Rothstein’s team concentrated on a specific astrocyte protein, glutamate transporter-1, which earlier research revealed was lost from astrocytes in areas of the brain affected by neurodegenerative illnesses. After a message is given to another cell, the protein generally sucks away the chemical “messenger” glutamate from the gaps between neurons, a step essential to halt the transmission and avoid hazardous quantities of glutamate from building up.

When these glutamate transporters are lost in particular areas of the brain, such as the motor cortex and spinal cord in people with amyotrophic lateral sclerosis (ALS), glutamate remains for much too long, sending messages that overexcite and destroy the cells.

Rothstein and colleagues focused on the area of DNA in front of the gene that generally controls the on-off switch required to create the protein to figure out how the brain selects which cells need glutamate transporters. They genetically modified mice so that they would light up red in every cell when the gene was activated.

The glutamate transporter is normally activated in all astrocytes. However, by employing 1,000-to 7,000-bit chunks of DNA code from the glutamate on-off switch, all cells in the brain, including neurons, lit red. It wasn’t until the researchers tried the longest sequence of an 8,300-bit DNA code from this place that they noticed selection in red cells. These red cells were all astrocytes, but only in particular layers of the cortex of the mice’s brain.

Because they were able to detect these “8.3 red astrocytes,” the researchers hypothesized that they might have a different function than other astrocytes in the brain. To learn more about what these 8.3 red astrocytes do in the brain, the researchers used a cell-sorting machine to separate the red astrocytes from the uncolored ones in mouse brain cortical tissue, and then identified which genes were turned on at much higher levels in the red cell populations compared to the uncolored cell populations.
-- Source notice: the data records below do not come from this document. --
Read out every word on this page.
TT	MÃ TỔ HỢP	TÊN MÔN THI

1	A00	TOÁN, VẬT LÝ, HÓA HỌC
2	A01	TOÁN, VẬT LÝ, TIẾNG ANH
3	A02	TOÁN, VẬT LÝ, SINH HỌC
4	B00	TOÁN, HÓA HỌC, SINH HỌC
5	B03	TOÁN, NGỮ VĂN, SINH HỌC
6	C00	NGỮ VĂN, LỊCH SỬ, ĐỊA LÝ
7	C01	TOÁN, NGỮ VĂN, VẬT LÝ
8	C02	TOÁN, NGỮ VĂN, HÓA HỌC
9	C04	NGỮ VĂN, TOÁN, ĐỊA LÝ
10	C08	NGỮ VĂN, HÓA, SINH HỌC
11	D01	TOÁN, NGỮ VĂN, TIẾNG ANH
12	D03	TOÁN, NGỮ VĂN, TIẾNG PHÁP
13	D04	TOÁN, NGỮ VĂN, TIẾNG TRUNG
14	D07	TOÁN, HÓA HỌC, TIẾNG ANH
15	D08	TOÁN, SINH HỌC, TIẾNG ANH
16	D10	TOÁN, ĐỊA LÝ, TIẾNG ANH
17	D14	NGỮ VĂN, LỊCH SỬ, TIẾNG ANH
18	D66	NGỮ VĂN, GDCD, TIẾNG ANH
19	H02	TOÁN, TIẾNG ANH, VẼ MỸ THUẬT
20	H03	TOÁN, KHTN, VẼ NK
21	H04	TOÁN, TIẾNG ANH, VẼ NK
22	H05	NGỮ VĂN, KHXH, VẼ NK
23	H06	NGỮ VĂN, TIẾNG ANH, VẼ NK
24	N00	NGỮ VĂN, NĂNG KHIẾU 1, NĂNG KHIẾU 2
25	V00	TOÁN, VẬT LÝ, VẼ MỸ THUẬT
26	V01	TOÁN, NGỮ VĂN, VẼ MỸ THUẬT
The researchers discovered that the 8.3 red astrocytes activate a gene that codes for a distinct protein called Norrin.

Rothstein’s team treated neurons from normal mouse brains with Norrin and discovered that those neurons generated extra “branches”—or extensions—used to transfer chemical messages between brain cells. The researchers then examined the brains of mice modified to lack Norrin and discovered that these neurons had fewer branches than neurons in healthy mice that produced Norrin, according to Rothstein.

In another series of trials, the researchers integrated the Norrin DNA code as well as the 8,300 “location” DNA into deliverable nanoparticles. When they introduced the Norrin nanoparticles into the brains of mice designed without Norrin, the neurons in these mice proceeded to rapidly produce many more branches, indicating that neural networks were being repaired. They repeated the studies on human neurons as well.

Rothstein points out that Norrie illness is caused by Norrin protein mutations that diminish protein levels in people. Norrie disease is an uncommon genetic disorder that can lead to blindness in infancy and intellectual incapacity. Because the researchers were able to generate new communication branches, they believe Norrin could one day be used to cure some types of intellectual disorders, such as Norrie illness.

The researchers’ next steps will be to see if Norrin can restore connections in the brains of animal models with neurodegenerative disorders, and Miller and Rothstein have filed a patent for Norrin in anticipation of future success.

Other Johns Hopkins researchers who contributed to the paper include Sean Miller, Thomas Philips, Namho Kim, Raha Dastgheyb, Zhuoxun Chen, Yi-Chun Hsieh, J. Gavin Daigle, Jeannie Chew, Svetlana Vidensky, Jacqueline Pham, Ethan Hughes, Michael Robinson, Rita Sattler, Jung Soo Suk, Dwight Bergles, Norman Haughey, Mikhail Pletn

The National Science Foundation Graduate Fellowship Research Program and the National Institute of Neurological Disorders and Stroke funded this research (R01NS092067, R01NS094239).